Il noue une amitié un peu superficielle avec Marie-Antoinette. Dans leur immaturité, ils recherchent les plaisirs, tout leur est bon pour secouer le joug de la vieille cour. Place à la jeunesse et tant pis pour les mécontents !Jeu dangereux. A l'évidence, ils s'amusent franchement, mais leurs relations à mon avis n'ont pas dépassé le stade de l'amitié. Une compagnie d'ailleurs assez courte car la reine conviendra que son beau-frère en fait trop, trop d'écarts de conduite pour un prince de sang royal.

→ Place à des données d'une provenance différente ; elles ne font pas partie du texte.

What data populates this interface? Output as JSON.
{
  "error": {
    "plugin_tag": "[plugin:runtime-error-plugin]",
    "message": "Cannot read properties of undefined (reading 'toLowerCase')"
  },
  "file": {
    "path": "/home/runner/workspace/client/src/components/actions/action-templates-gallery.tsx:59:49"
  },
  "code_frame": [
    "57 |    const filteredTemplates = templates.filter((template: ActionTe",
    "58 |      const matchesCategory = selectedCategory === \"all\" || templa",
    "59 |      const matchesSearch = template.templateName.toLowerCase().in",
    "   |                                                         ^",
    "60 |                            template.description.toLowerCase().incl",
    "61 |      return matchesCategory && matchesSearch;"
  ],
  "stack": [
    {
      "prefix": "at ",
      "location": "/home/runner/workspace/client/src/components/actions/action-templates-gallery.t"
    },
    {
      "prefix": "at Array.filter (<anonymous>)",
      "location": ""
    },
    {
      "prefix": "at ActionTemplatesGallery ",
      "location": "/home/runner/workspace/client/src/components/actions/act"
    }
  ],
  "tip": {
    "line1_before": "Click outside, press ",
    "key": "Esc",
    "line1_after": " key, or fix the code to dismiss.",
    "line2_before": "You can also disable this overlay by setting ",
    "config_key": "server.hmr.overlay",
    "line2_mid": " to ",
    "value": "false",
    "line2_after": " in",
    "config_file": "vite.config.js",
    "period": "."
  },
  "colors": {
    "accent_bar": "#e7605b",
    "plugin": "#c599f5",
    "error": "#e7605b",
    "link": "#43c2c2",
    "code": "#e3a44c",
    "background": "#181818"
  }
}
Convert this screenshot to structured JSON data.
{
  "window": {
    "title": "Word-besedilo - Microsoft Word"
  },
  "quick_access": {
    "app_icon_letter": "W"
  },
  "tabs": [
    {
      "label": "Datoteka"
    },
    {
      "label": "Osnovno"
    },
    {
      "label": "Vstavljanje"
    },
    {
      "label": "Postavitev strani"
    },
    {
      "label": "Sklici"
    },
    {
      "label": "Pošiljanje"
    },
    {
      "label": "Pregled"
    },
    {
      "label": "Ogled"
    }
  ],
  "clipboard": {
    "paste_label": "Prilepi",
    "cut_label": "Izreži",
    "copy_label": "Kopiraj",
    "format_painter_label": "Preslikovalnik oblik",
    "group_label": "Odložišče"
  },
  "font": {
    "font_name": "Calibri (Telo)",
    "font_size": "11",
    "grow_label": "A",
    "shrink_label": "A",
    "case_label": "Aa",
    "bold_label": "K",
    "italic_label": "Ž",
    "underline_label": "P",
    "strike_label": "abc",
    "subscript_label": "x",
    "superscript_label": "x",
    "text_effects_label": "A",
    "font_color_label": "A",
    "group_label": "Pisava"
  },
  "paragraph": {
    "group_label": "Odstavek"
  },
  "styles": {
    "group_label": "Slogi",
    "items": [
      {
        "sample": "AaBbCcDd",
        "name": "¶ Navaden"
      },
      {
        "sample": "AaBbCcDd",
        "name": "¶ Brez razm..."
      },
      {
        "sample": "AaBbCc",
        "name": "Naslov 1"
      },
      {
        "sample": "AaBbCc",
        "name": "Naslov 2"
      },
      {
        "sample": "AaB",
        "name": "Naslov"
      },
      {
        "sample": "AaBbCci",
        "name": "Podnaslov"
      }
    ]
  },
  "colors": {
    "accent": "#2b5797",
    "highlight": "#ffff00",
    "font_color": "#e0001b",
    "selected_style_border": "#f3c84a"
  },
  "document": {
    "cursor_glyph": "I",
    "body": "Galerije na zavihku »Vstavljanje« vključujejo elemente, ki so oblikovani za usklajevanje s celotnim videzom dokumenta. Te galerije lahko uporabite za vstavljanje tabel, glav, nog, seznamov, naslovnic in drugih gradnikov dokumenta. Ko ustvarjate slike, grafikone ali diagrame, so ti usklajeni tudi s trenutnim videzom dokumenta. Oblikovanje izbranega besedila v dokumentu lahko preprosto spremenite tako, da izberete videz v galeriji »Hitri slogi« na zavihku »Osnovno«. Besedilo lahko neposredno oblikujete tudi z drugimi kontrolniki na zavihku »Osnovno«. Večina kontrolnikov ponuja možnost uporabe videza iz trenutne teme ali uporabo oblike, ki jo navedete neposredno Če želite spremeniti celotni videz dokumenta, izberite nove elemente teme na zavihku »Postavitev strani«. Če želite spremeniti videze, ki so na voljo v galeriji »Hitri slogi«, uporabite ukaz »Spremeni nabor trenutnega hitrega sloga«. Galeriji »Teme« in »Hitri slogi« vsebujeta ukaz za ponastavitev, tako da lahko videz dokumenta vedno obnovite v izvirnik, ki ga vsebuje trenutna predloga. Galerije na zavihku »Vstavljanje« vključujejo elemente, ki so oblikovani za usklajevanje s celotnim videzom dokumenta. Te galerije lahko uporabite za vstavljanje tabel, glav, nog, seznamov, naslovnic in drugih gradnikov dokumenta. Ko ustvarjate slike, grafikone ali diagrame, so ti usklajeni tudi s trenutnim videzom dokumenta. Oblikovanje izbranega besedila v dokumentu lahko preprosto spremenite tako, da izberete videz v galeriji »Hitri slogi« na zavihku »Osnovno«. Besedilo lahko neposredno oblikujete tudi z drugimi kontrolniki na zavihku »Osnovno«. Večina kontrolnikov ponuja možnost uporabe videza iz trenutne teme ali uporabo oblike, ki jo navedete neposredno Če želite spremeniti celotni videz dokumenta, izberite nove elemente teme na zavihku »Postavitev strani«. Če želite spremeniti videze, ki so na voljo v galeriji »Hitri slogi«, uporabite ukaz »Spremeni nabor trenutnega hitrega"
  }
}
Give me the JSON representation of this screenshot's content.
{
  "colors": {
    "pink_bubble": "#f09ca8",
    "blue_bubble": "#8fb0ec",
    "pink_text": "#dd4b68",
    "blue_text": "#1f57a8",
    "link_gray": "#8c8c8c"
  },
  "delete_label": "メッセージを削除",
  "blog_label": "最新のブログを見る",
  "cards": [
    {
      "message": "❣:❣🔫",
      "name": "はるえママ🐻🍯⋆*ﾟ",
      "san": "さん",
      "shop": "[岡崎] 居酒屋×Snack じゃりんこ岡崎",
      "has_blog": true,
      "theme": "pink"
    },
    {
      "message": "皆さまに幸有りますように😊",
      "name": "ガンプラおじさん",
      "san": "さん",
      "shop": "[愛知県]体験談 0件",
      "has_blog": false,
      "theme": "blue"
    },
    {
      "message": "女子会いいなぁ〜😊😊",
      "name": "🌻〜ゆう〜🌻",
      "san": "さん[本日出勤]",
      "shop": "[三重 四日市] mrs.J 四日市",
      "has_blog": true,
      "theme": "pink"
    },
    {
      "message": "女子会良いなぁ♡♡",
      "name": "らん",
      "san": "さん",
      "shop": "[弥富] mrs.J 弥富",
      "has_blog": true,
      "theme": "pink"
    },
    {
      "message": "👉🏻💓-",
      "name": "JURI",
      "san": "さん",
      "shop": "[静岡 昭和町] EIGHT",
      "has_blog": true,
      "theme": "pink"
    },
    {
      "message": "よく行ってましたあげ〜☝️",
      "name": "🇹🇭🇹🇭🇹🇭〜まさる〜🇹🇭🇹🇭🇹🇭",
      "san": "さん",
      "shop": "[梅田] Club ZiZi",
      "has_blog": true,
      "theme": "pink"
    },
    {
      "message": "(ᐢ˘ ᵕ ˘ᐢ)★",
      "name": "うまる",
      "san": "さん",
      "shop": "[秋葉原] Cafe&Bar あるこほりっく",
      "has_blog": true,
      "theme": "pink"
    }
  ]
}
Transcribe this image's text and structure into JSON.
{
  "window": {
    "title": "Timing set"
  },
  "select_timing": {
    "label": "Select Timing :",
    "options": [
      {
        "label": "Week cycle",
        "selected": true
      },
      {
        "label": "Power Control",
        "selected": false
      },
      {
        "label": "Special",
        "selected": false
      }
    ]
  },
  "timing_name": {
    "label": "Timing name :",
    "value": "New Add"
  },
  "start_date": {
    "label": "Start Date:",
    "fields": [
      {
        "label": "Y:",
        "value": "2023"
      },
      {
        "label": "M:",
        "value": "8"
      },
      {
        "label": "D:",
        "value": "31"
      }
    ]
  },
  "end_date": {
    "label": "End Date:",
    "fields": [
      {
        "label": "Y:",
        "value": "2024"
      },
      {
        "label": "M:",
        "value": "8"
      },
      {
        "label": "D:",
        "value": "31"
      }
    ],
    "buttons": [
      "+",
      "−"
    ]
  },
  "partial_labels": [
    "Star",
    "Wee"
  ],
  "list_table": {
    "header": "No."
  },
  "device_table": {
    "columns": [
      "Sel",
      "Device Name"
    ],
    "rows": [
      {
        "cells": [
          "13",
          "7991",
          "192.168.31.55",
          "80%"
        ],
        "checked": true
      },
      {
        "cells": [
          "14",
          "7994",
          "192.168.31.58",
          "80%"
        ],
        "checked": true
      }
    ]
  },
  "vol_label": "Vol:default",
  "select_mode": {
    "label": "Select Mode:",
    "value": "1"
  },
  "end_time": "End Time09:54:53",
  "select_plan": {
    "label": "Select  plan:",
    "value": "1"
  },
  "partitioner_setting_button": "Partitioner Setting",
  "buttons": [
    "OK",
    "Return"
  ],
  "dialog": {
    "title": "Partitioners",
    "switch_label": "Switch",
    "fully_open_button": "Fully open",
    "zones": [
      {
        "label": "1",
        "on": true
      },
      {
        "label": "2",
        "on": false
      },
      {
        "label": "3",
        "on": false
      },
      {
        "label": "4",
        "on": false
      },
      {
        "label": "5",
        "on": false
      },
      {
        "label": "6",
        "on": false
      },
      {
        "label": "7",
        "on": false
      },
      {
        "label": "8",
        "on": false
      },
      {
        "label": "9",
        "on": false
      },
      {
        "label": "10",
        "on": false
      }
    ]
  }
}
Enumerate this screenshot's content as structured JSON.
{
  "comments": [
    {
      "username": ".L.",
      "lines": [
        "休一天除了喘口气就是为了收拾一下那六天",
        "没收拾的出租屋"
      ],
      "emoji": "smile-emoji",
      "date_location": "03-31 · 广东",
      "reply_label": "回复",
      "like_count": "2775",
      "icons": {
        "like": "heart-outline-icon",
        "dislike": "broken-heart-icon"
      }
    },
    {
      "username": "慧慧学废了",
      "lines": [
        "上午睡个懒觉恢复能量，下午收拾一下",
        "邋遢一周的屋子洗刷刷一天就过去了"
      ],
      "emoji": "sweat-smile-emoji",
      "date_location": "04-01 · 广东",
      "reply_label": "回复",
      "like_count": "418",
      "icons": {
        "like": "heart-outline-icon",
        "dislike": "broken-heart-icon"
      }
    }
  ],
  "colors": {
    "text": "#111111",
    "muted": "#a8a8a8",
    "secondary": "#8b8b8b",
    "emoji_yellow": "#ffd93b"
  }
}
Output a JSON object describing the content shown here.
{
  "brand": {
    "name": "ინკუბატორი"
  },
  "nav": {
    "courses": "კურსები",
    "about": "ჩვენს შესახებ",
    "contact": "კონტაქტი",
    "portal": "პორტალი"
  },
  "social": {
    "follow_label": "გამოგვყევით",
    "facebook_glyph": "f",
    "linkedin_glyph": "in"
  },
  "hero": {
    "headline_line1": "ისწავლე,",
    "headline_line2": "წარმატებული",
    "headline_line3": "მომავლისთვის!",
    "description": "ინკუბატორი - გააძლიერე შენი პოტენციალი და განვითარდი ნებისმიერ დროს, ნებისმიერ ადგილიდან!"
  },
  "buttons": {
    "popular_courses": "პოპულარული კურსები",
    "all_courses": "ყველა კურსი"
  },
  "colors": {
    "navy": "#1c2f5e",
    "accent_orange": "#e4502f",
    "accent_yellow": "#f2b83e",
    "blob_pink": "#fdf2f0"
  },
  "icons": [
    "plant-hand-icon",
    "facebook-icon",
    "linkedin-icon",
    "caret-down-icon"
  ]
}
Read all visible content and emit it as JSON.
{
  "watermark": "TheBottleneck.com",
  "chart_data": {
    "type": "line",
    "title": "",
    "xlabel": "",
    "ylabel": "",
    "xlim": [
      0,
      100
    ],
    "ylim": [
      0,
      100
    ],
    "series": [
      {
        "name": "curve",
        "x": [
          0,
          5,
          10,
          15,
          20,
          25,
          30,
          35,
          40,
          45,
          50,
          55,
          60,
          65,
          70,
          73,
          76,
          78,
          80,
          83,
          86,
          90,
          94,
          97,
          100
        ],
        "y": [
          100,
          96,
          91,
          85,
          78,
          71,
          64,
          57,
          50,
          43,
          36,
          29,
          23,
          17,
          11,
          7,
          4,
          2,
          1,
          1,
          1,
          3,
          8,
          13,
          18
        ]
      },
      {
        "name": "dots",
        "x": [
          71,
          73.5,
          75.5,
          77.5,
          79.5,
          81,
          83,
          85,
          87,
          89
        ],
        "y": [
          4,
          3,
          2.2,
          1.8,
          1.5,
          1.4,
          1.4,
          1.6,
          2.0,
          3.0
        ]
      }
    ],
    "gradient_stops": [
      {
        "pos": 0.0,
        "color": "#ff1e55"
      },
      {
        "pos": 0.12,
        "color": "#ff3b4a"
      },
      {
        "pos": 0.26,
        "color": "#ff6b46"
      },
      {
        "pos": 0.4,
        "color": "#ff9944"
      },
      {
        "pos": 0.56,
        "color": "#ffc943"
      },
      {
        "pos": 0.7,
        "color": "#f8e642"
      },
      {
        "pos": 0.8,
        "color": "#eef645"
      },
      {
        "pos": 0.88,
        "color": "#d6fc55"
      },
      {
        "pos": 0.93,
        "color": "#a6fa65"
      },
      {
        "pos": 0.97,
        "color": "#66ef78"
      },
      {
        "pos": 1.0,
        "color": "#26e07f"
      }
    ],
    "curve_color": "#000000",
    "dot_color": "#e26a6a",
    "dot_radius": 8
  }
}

Rapidement, le comte d'Artois s'impose comme l'espoir de la dynastie : il se révèle le seul prince à faire des enfants à son épouse imposée, la fade Marie-Thérèse de Savoie. Coup sur coup, deux princes s'imposent dans le ménage, le duc d'Angoulème en 1775, puis le duc de Berry en 1778. C'est un fait important dans les annales de la monarchie des années 1770 : Louis XVI a visiblement des problèmes conjugaux avec sa femme et le comte de Provence, malgré ses fanfaronnades n'est pas porté sur les plaisirs de la chair. Charles a t-il tiré inconsciemment de cette précoce paternité une gloire éphèmère ? C'est possible.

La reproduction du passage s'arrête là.